Over the last three posts written here, the readability factor of my blog dropped from middle school level to elementary school. This is probably because I made fun of Miz. Mary’s blog but at least I’m now in good company. FC’s blog reads at high school level and while I find him utterly charming, completely edifying and visually stimulating, I can’t quite figure out the great disparity in reading levels. Perhaps I need to go back to throw in some species names of the zoo residents.
For a while there was a monthly blog author contest started by some misogynist I had difficulty stomaching. What was the name of that? Oh. Blogging for Books. I won that two of the four times I entered and received autographed books from published authors who judged the contest but between you and me, I have higher hopes as well as standards for my book, when it gets written. “The grand essentials of happiness are: something to do, something to love, and something to hope for.”
Just before leaving the house for D.C., I snagged The Road from Coorain by Jill Ker Conway off my bookshelf. It’s one of many books purchased but not read and recently I decided to start making my way through some of these because I did, after all, buy them for a reason. The sales receipt says I bought this in 1989. This is her description of growing up in western outback Australia on a struggling sheep station, plagued by isolation and drought. The writing is simply stunning. She goes on to describe her growing interest in history, her extensive education and her world travels prior to becoming the first woman president of Smith College. (Smith College, the nation’s most distinguished college for women, had six male presidents before Ms. Conway.) This was a good book for me to read these past few days. There’s absolutely nothing mediocre about it. It’s exceptional. In today’s world of literature, an uncommon phenomenon. This book also made for some bittersweet feelings as it reminded me that I have, at odd moments, aspired to write well, study hard, learn much, achieve. I was accepted at Smith for graduate school in social work; at the time it was the world’s best. I stayed at University of Michigan so as to not be separated from a guy. Fortunately, U of M’s School of Social Work is now ranked #1, except, I’m no longer a practicing therapist. Now I have lots of things to do and lots of things to love and a couple things to hope for. One is that I’ll crank out a book.
I re-started writing in the hotel room in Washington.

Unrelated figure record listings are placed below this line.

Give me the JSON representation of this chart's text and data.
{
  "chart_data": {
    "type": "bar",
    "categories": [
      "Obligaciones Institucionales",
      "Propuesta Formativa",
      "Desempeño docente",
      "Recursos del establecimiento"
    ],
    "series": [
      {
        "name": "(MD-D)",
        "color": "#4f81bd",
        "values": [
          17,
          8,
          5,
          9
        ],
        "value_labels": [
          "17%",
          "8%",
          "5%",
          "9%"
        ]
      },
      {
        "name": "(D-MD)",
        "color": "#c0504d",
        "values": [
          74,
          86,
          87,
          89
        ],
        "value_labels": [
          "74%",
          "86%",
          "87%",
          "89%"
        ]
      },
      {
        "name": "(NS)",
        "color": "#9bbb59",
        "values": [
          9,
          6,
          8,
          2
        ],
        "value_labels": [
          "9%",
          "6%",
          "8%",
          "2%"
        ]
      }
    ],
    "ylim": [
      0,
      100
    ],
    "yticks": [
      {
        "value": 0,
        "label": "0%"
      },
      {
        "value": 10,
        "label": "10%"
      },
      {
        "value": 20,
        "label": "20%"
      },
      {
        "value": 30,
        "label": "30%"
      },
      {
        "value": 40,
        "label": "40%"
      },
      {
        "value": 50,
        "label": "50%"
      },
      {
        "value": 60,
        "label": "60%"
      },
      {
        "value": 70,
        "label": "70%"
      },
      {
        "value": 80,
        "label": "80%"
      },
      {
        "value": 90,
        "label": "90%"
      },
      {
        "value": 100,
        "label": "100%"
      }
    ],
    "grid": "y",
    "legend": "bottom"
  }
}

I’m using dead people (and an animal or two) as the vehicle to write a series of true and, in some case, embellished, essays. Deaths and events around deaths have been both very interesting and frankly marked with humor and pathos in my family. That’s what I know about. I was warming up to the task and had gotten as far as, “Chapter One. The Rabbit Was the First to Go. You might say that the rumors of my great uncle Ken’s death on the USS Arizona set my life in motion, but really, there was no sign of The Grim Reaper in my early childhood, until the rabbit met his violent demise.”
At that point, Rich climbed on the bed and did an imitation of McCloud begging for attention because he wanted me to listen to a run through of his conference keynote and I did. Probably, just as well.